Sunday, July 26, 2009

The read

From my Sunday column in the Athens Banner-Herald ...

Furthermore, in his sophomoric diatribe against Carter, Erickson falls prey to what is a common misconception about the divide between the more conservative SBC and the moderate Baptist organizations - which is it's all about politics.

The problem with these arguments, though, is they're concocted by those putting them forward. To suggest Carter left the SBC - or that the SBC saw several of its churches leave its ranks and form the more moderate Cooperative Baptist Fellowship - for merely political reasons is to misunderstand the hundreds of years of Baptist history.

The split in the SBC occurred not so much because of a shift toward fundamentalism in the late 1970s, but rather because many felt that shift was altering the basic definition of what it meant to be a Baptist. The denomination's tradition is rooted in the belief that each church is independent and each individual is free to prayerfully study the Bible in an attempt to derive his or her own meaning and interpretations from it.

The SBC, however, began to exhibit many tendencies of more hierarchical denominations where decrees and mandates are passed down from a centralized governing body to the local churches. It called on its membership to boycott certain businesses.

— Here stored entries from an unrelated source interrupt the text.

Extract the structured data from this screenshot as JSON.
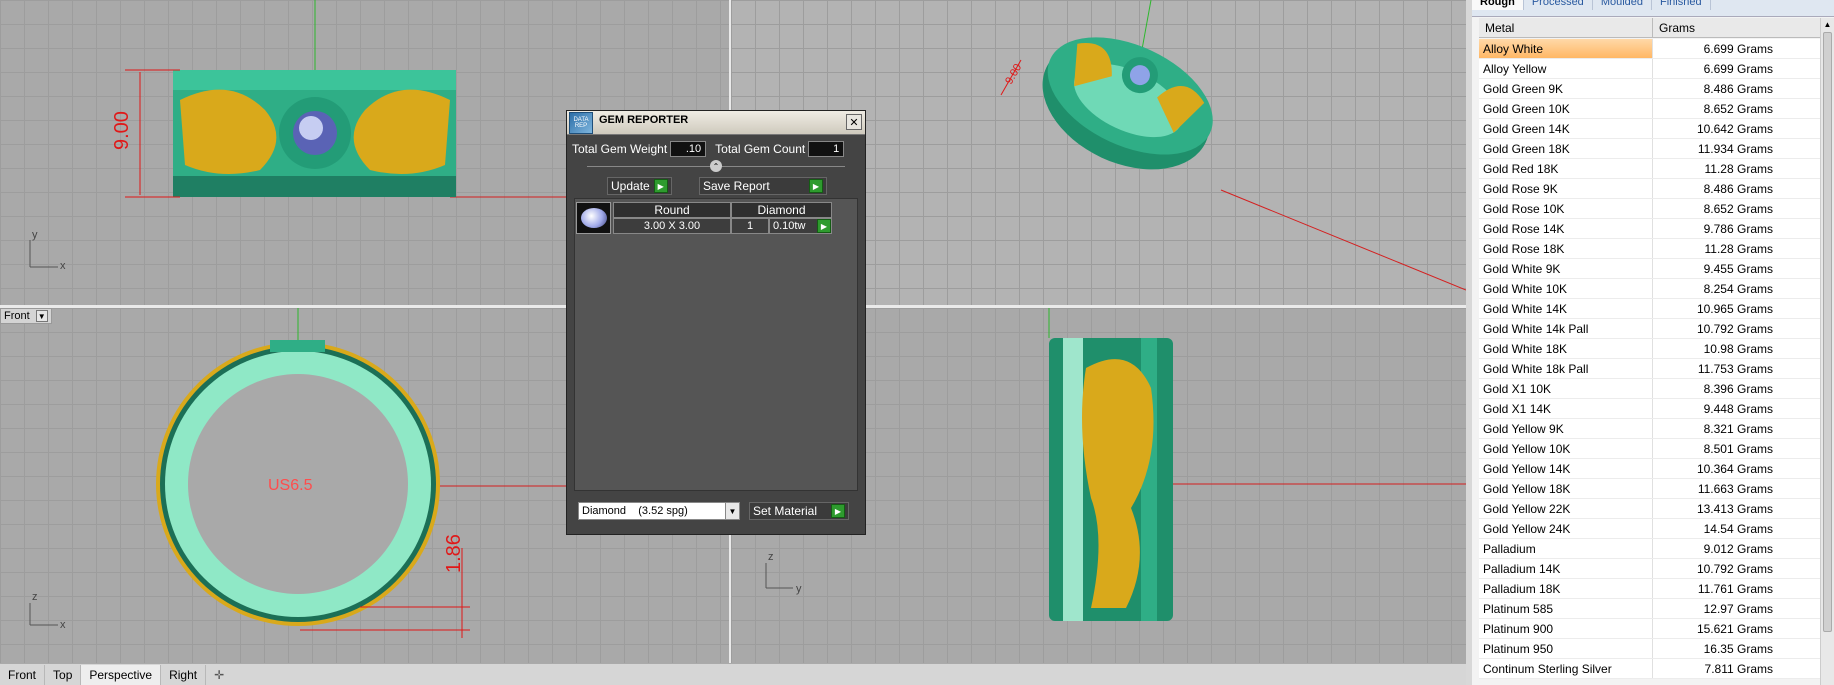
{
  "viewports": {
    "top": {
      "dimension": "9.00",
      "axis_y": "y",
      "axis_x": "x"
    },
    "perspective": {
      "dimension": "9.00"
    },
    "front": {
      "label": "Front",
      "size_text": "US6.5",
      "dimension": "1.86",
      "axis_z": "z",
      "axis_x": "x"
    },
    "right": {
      "axis_z": "z",
      "axis_y": "y"
    }
  },
  "tabs": [
    "Front",
    "Top",
    "Perspective",
    "Right"
  ],
  "active_tab": "Perspective",
  "dialog": {
    "title": "GEM REPORTER",
    "logo_text": "DATA REP",
    "total_weight_label": "Total Gem Weight",
    "total_weight_value": ".10",
    "total_count_label": "Total Gem Count",
    "total_count_value": "1",
    "update_label": "Update",
    "save_label": "Save Report",
    "gem": {
      "shape": "Round",
      "type": "Diamond",
      "size": "3.00 X 3.00",
      "count": "1",
      "weight": "0.10tw"
    },
    "material_value": "Diamond    (3.52 spg)",
    "set_material_label": "Set Material"
  },
  "panel": {
    "tabs": [
      "Rough",
      "Processed",
      "Moulded",
      "Finished"
    ],
    "active_tab": "Rough",
    "columns": [
      "Metal",
      "Grams"
    ],
    "rows": [
      {
        "metal": "Alloy White",
        "grams": "6.699 Grams"
      },
      {
        "metal": "Alloy Yellow",
        "grams": "6.699 Grams"
      },
      {
        "metal": "Gold Green 9K",
        "grams": "8.486 Grams"
      },
      {
        "metal": "Gold Green 10K",
        "grams": "8.652 Grams"
      },
      {
        "metal": "Gold Green 14K",
        "grams": "10.642 Grams"
      },
      {
        "metal": "Gold Green 18K",
        "grams": "11.934 Grams"
      },
      {
        "metal": "Gold Red 18K",
        "grams": "11.28 Grams"
      },
      {
        "metal": "Gold Rose 9K",
        "grams": "8.486 Grams"
      },
      {
        "metal": "Gold Rose 10K",
        "grams": "8.652 Grams"
      },
      {
        "metal": "Gold Rose 14K",
        "grams": "9.786 Grams"
      },
      {
        "metal": "Gold Rose 18K",
        "grams": "11.28 Grams"
      },
      {
        "metal": "Gold White 9K",
        "grams": "9.455 Grams"
      },
      {
        "metal": "Gold White 10K",
        "grams": "8.254 Grams"
      },
      {
        "metal": "Gold White 14K",
        "grams": "10.965 Grams"
      },
      {
        "metal": "Gold White 14k Pall",
        "grams": "10.792 Grams"
      },
      {
        "metal": "Gold White 18K",
        "grams": "10.98 Grams"
      },
      {
        "metal": "Gold White 18k Pall",
        "grams": "11.753 Grams"
      },
      {
        "metal": "Gold X1 10K",
        "grams": "8.396 Grams"
      },
      {
        "metal": "Gold X1 14K",
        "grams": "9.448 Grams"
      },
      {
        "metal": "Gold Yellow 9K",
        "grams": "8.321 Grams"
      },
      {
        "metal": "Gold Yellow 10K",
        "grams": "8.501 Grams"
      },
      {
        "metal": "Gold Yellow 14K",
        "grams": "10.364 Grams"
      },
      {
        "metal": "Gold Yellow 18K",
        "grams": "11.663 Grams"
      },
      {
        "metal": "Gold Yellow 22K",
        "grams": "13.413 Grams"
      },
      {
        "metal": "Gold Yellow 24K",
        "grams": "14.54 Grams"
      },
      {
        "metal": "Palladium",
        "grams": "9.012 Grams"
      },
      {
        "metal": "Palladium 14K",
        "grams": "10.792 Grams"
      },
      {
        "metal": "Palladium 18K",
        "grams": "11.761 Grams"
      },
      {
        "metal": "Platinum 585",
        "grams": "12.97 Grams"
      },
      {
        "metal": "Platinum 900",
        "grams": "15.621 Grams"
      },
      {
        "metal": "Platinum 950",
        "grams": "16.35 Grams"
      },
      {
        "metal": "Continum Sterling Silver",
        "grams": "7.811 Grams"
      }
    ]
  },
  "colors": {
    "ring_green": "#2fae86",
    "ring_gold": "#d9a91b",
    "dimension_red": "#e01818"
  }
}
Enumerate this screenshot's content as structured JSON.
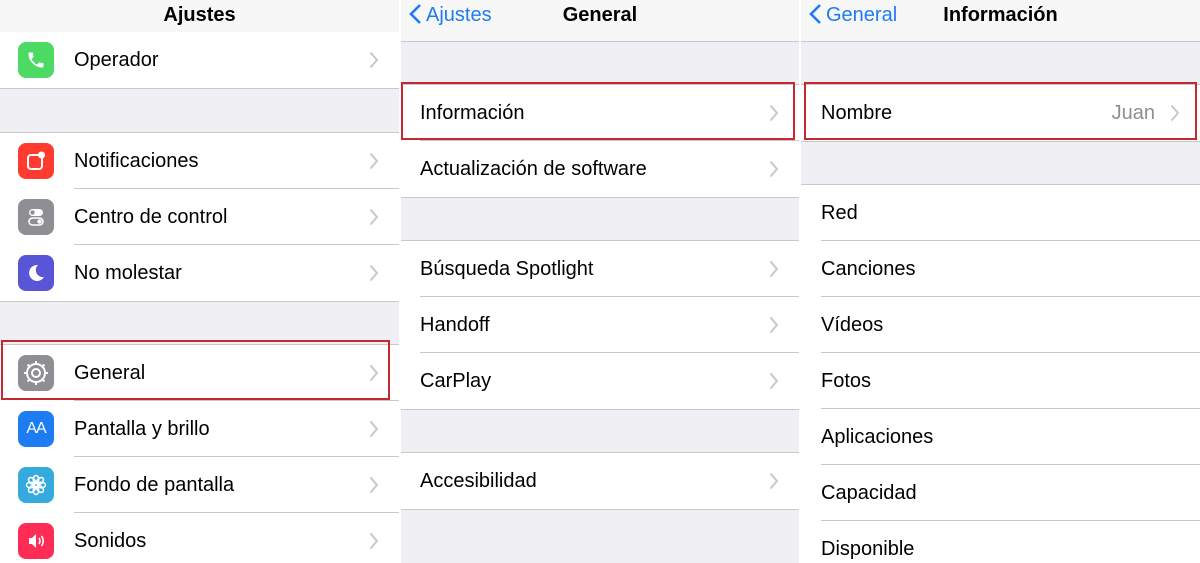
{
  "panel1": {
    "title": "Ajustes",
    "top_item": {
      "label": "Operador",
      "icon": "phone-icon",
      "color": "#4cd964"
    },
    "group2": [
      {
        "label": "Notificaciones",
        "icon": "notifications-icon",
        "color": "#ff3b30"
      },
      {
        "label": "Centro de control",
        "icon": "control-center-icon",
        "color": "#8e8e93"
      },
      {
        "label": "No molestar",
        "icon": "moon-icon",
        "color": "#5856d6"
      }
    ],
    "group3": [
      {
        "label": "General",
        "icon": "gear-icon",
        "color": "#8e8e93"
      },
      {
        "label": "Pantalla y brillo",
        "icon": "display-brightness-icon",
        "color": "#1e7cf2"
      },
      {
        "label": "Fondo de pantalla",
        "icon": "wallpaper-icon",
        "color": "#35aadc"
      },
      {
        "label": "Sonidos",
        "icon": "speaker-icon",
        "color": "#ff2d55"
      }
    ],
    "aa_glyph": "AA"
  },
  "panel2": {
    "back_label": "Ajustes",
    "title": "General",
    "group1": [
      {
        "label": "Información"
      },
      {
        "label": "Actualización de software"
      }
    ],
    "group2": [
      {
        "label": "Búsqueda Spotlight"
      },
      {
        "label": "Handoff"
      },
      {
        "label": "CarPlay"
      }
    ],
    "group3": [
      {
        "label": "Accesibilidad"
      }
    ]
  },
  "panel3": {
    "back_label": "General",
    "title": "Información",
    "name_row": {
      "label": "Nombre",
      "value": "Juan"
    },
    "info_rows": [
      {
        "label": "Red"
      },
      {
        "label": "Canciones"
      },
      {
        "label": "Vídeos"
      },
      {
        "label": "Fotos"
      },
      {
        "label": "Aplicaciones"
      },
      {
        "label": "Capacidad"
      },
      {
        "label": "Disponible"
      }
    ]
  },
  "colors": {
    "accent": "#1e7cf2",
    "highlight": "#c7272e",
    "background": "#efeff4"
  }
}
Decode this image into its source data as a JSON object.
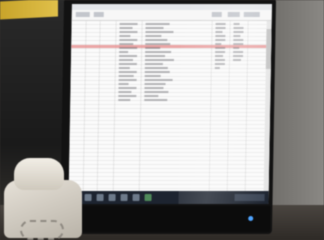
{
  "image": {
    "kind": "photo-of-monitor",
    "colors": {
      "sheet_highlight_row": "#e58a8a",
      "taskbar": "#1d2430",
      "sticky_note": "#d8b83a",
      "phone_body": "#e2ddd3"
    },
    "icons": [
      "desk-phone-icon",
      "monitor-icon",
      "spreadsheet-icon",
      "taskbar-app-icon"
    ]
  }
}
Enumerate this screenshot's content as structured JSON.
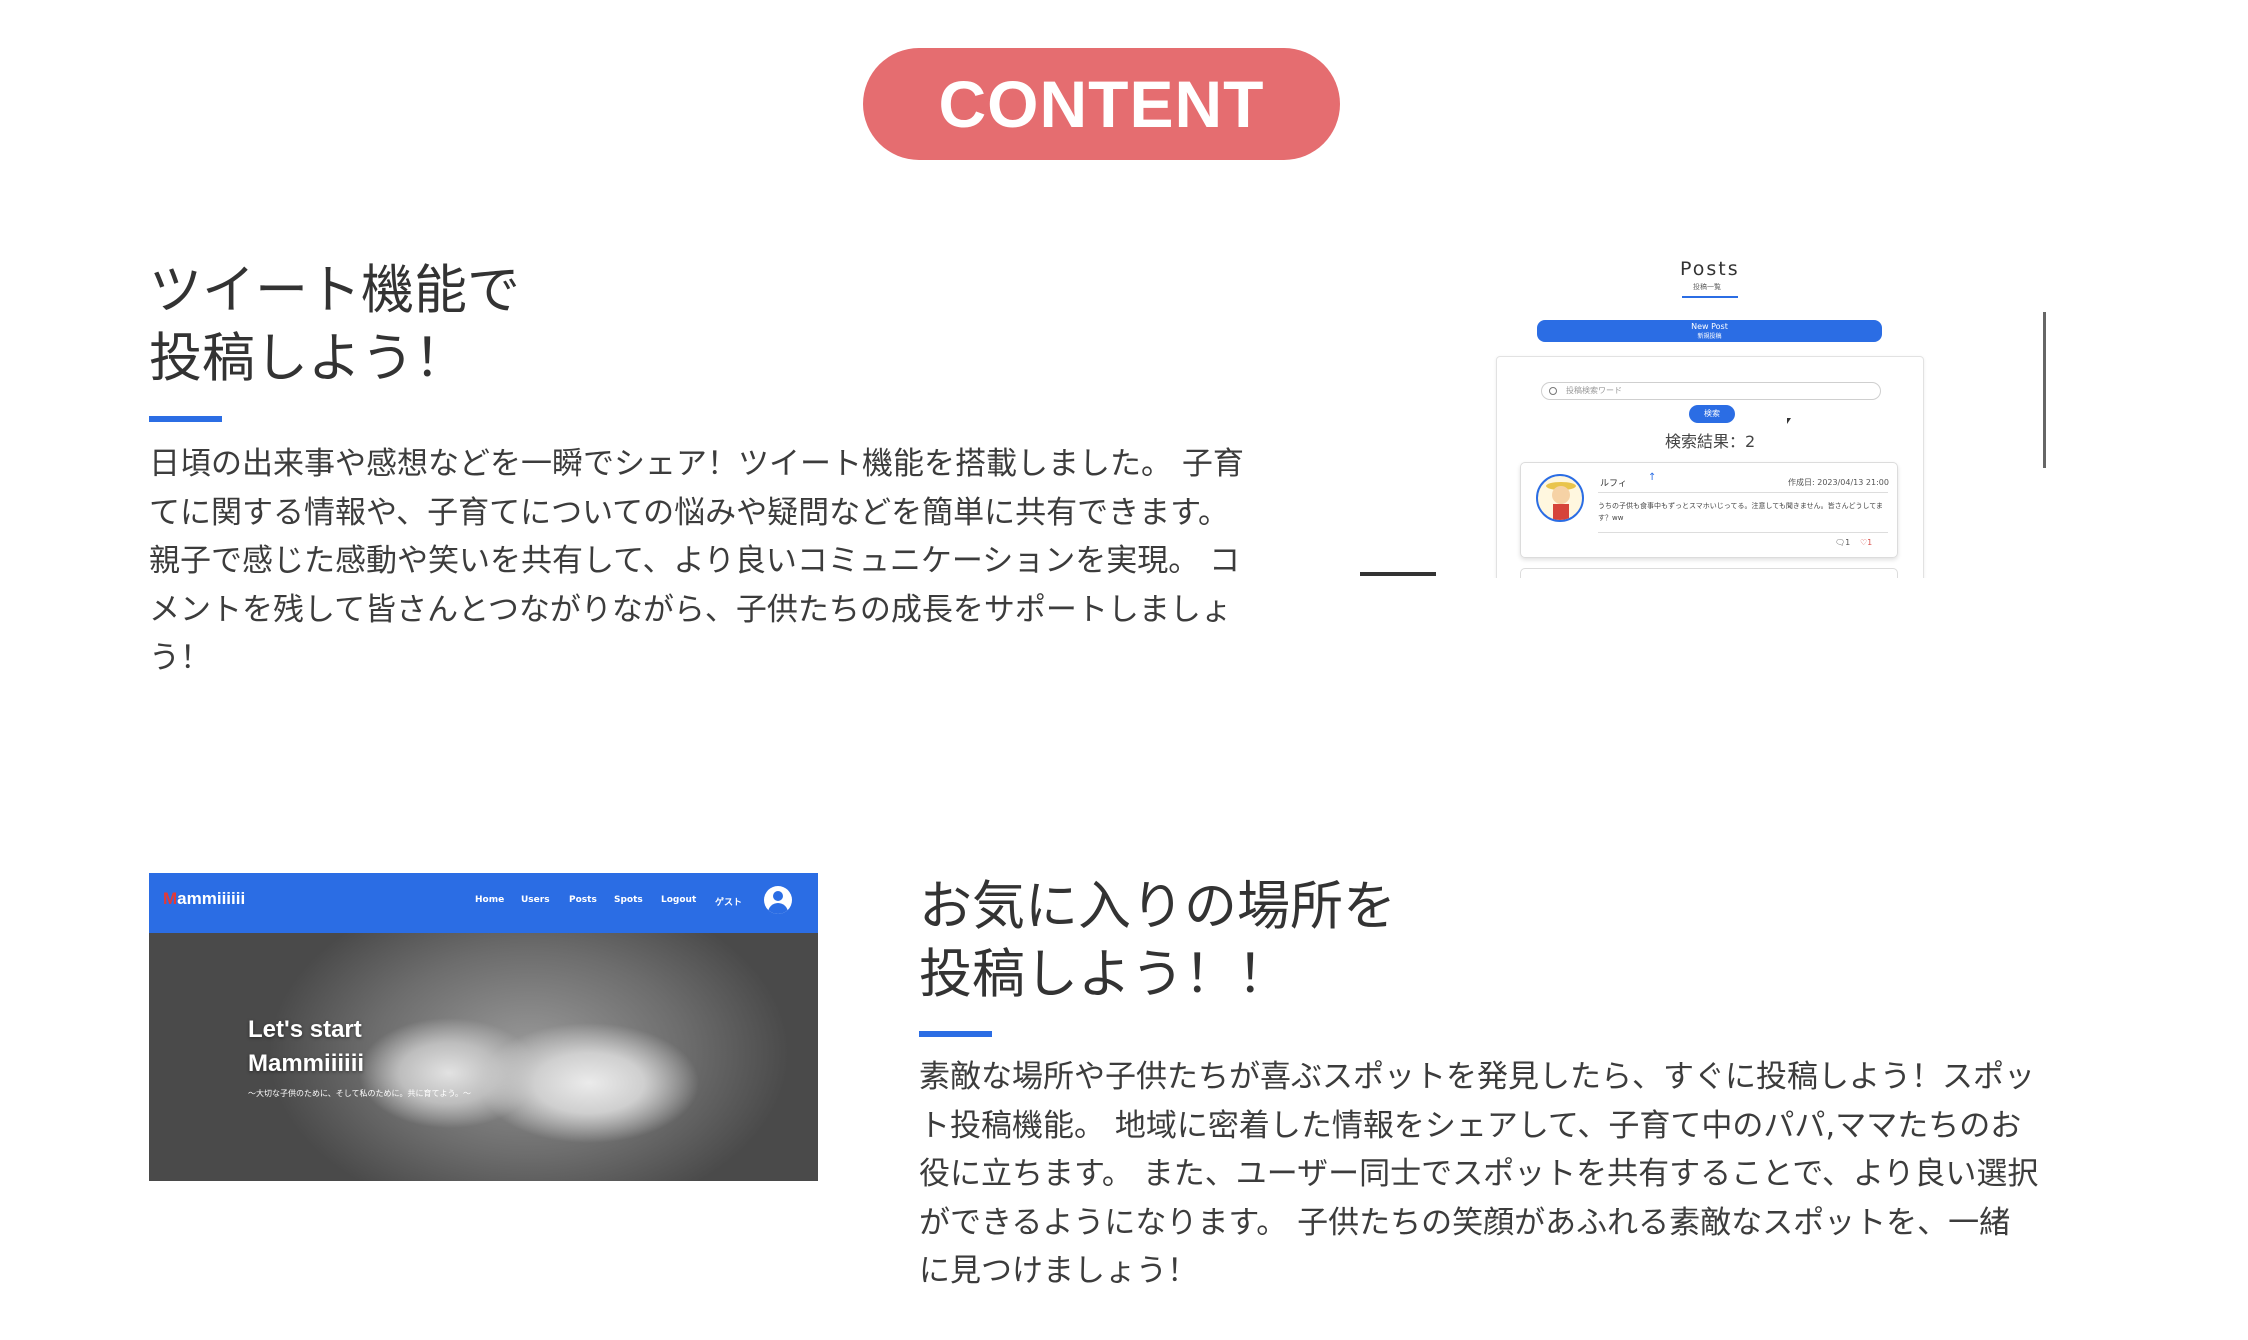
{
  "header": {
    "badge": "CONTENT"
  },
  "section1": {
    "title_line1": "ツイート機能で",
    "title_line2": "投稿しよう！",
    "description": "日頃の出来事や感想などを一瞬でシェア！ツイート機能を搭載しました。 子育てに関する情報や、子育てについての悩みや疑問などを簡単に共有できます。 親子で感じた感動や笑いを共有して、より良いコミュニケーションを実現。 コメントを残して皆さんとつながりながら、子供たちの成長をサポートしましょう！",
    "screenshot": {
      "page_title": "Posts",
      "page_subtitle": "投稿一覧",
      "new_post_label": "New Post",
      "new_post_sub": "新規投稿",
      "search_placeholder": "投稿検索ワード",
      "search_button": "検索",
      "result_text": "検索結果：2",
      "post": {
        "user": "ルフィ",
        "date": "作成日: 2023/04/13 21:00",
        "text": "うちの子供も食事中もずっとスマホいじってる。注意しても聞きません。皆さんどうしてます？ww",
        "comments": "1",
        "likes": "1"
      }
    }
  },
  "section2": {
    "title_line1": "お気に入りの場所を",
    "title_line2": "投稿しよう！！",
    "description": "素敵な場所や子供たちが喜ぶスポットを発見したら、すぐに投稿しよう！スポット投稿機能。 地域に密着した情報をシェアして、子育て中のパパ,ママたちのお役に立ちます。 また、ユーザー同士でスポットを共有することで、より良い選択ができるようになります。 子供たちの笑顔があふれる素敵なスポットを、一緒に見つけましょう！",
    "screenshot": {
      "brand_first": "M",
      "brand_rest": "ammiiiiii",
      "nav": [
        "Home",
        "Users",
        "Posts",
        "Spots",
        "Logout",
        "ゲスト"
      ],
      "hero_line1": "Let's start",
      "hero_line2": "Mammiiiiii",
      "hero_sub": "～大切な子供のために、そして私のために。共に育てよう。～"
    }
  },
  "colors": {
    "badge": "#e56d70",
    "accent": "#2b6de4",
    "text": "#333333"
  }
}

It encouraged them to pull their children out of public schools. It issued definitive statements that minimized the role of women in worship.

It was a slow trickle of those top-heavy moves that wore down traditional Baptists who had shunned that centralized authority and formalized creeds. Or, as the Rev. Bill Ross, my former pastor at First Baptist Church of Athens, a former SBC church, once explained to me, "If I had a church member who wanted to go to Disney World on vacation, I didn't have the heart to tell them they couldn't."